☆、璧台(12 / 18)
宫中的冷清抑郁似乎也全然消失。游玩疲累之后,众人又在林苑中曲水流觞,吟诗作赋。天子前呼后拥,手持酒杯听着人们高谈阔论,脸上的笑意仿若从无阴霾。
宴乐一直行到午后,来游苑的人们醉的醉乏的乏,各自散去。
我也想走,却想着魏郯说过要来接我,只怕自己走开他又错过。
流觞行乐的亭子上,天子饮了许多酒,已有醉意,斜倚着凭几隐枕。周围只剩下宫人和内侍,徐后坐在他的旁边,亲手为他煮茶醒酒。

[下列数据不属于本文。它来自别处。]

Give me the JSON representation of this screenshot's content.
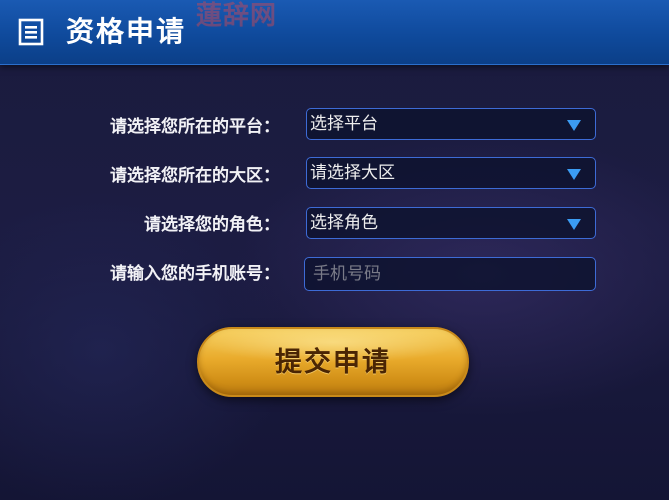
{
  "header": {
    "icon": "document-list-icon",
    "title": "资格申请",
    "watermark": "蓮辞网"
  },
  "form": {
    "platform": {
      "label": "请选择您所在的平台：",
      "value": "选择平台",
      "icon": "dropdown-arrow-icon"
    },
    "region": {
      "label": "请选择您所在的大区：",
      "value": "请选择大区",
      "icon": "dropdown-arrow-icon"
    },
    "role": {
      "label": "请选择您的角色：",
      "value": "选择角色",
      "icon": "dropdown-arrow-icon"
    },
    "phone": {
      "label": "请输入您的手机账号：",
      "value": "",
      "placeholder": "手机号码"
    },
    "submit_label": "提交申请"
  },
  "colors": {
    "header_blue": "#0f4a9c",
    "field_border": "#3d6bd6",
    "arrow_blue": "#3b9cf3",
    "button_gold": "#e9ab2c",
    "button_text": "#4a2504"
  }
}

“阿嫤。”天子看到我,笑意有些迷糊,拿起一只酒盏举了举,“来,饮酒!”
“陛下,不可再饮。”徐后将他的酒盏拿下。
天子看着她,神色一沉,可过了一会,却慢慢笑起来。
“阿嫤,朕娶了一位贤后。”他仰头躺在在榻上,手像打拍子似的叩着凭几,似叹似笑,“贤后!”
徐后望着他,脸色半红半白。
正待开口,忽然,一名内侍急急地奔来:“陛下!陛下!丞相入宫来了!”
此语一出,众人皆惊。
“丞相?”徐后一下从席上站起。
“正是!”内侍喘着气,“方才已入安庆门!”
我听着,亦觉惊疑。魏傕既称病在家,这般时节,又入宫来做什么?
“陛下!”徐后转向身后,天子却倚在榻上,恍若未闻。
“来人,”他拂拂袖子,站起身来,“回宫,朕要歇息。”
徐后脸色一变,拦在他身前,低低道:“陛下这是做甚!”
天子却神情不改,冷笑:“怎么,丞相要来扰朕清梦,皇后亦相助么?”
话音才落,却听一个中气十足的声音喝道:“陛下酒宴热闹,老夫才来,便要散了么?”
我望去,心底暗暗一震。
一匹黑色骏马飞驰而来,上前一人金冠锦袍,正是魏傕。他竟纵马闯入宫禁而来,在几丈之外停住,一跃而下。
无人敢上前阻拦,只见魏傕身着锦袍大步走来,虎虎生风。
徐后和天子皆不再动作,立在亭上看着他,神色微微发僵。
魏傕的脸上不辨喜怒,扫了周围一眼,看到我。
“舅氏。”我行礼,低头间,闻到一股浓重的酒气。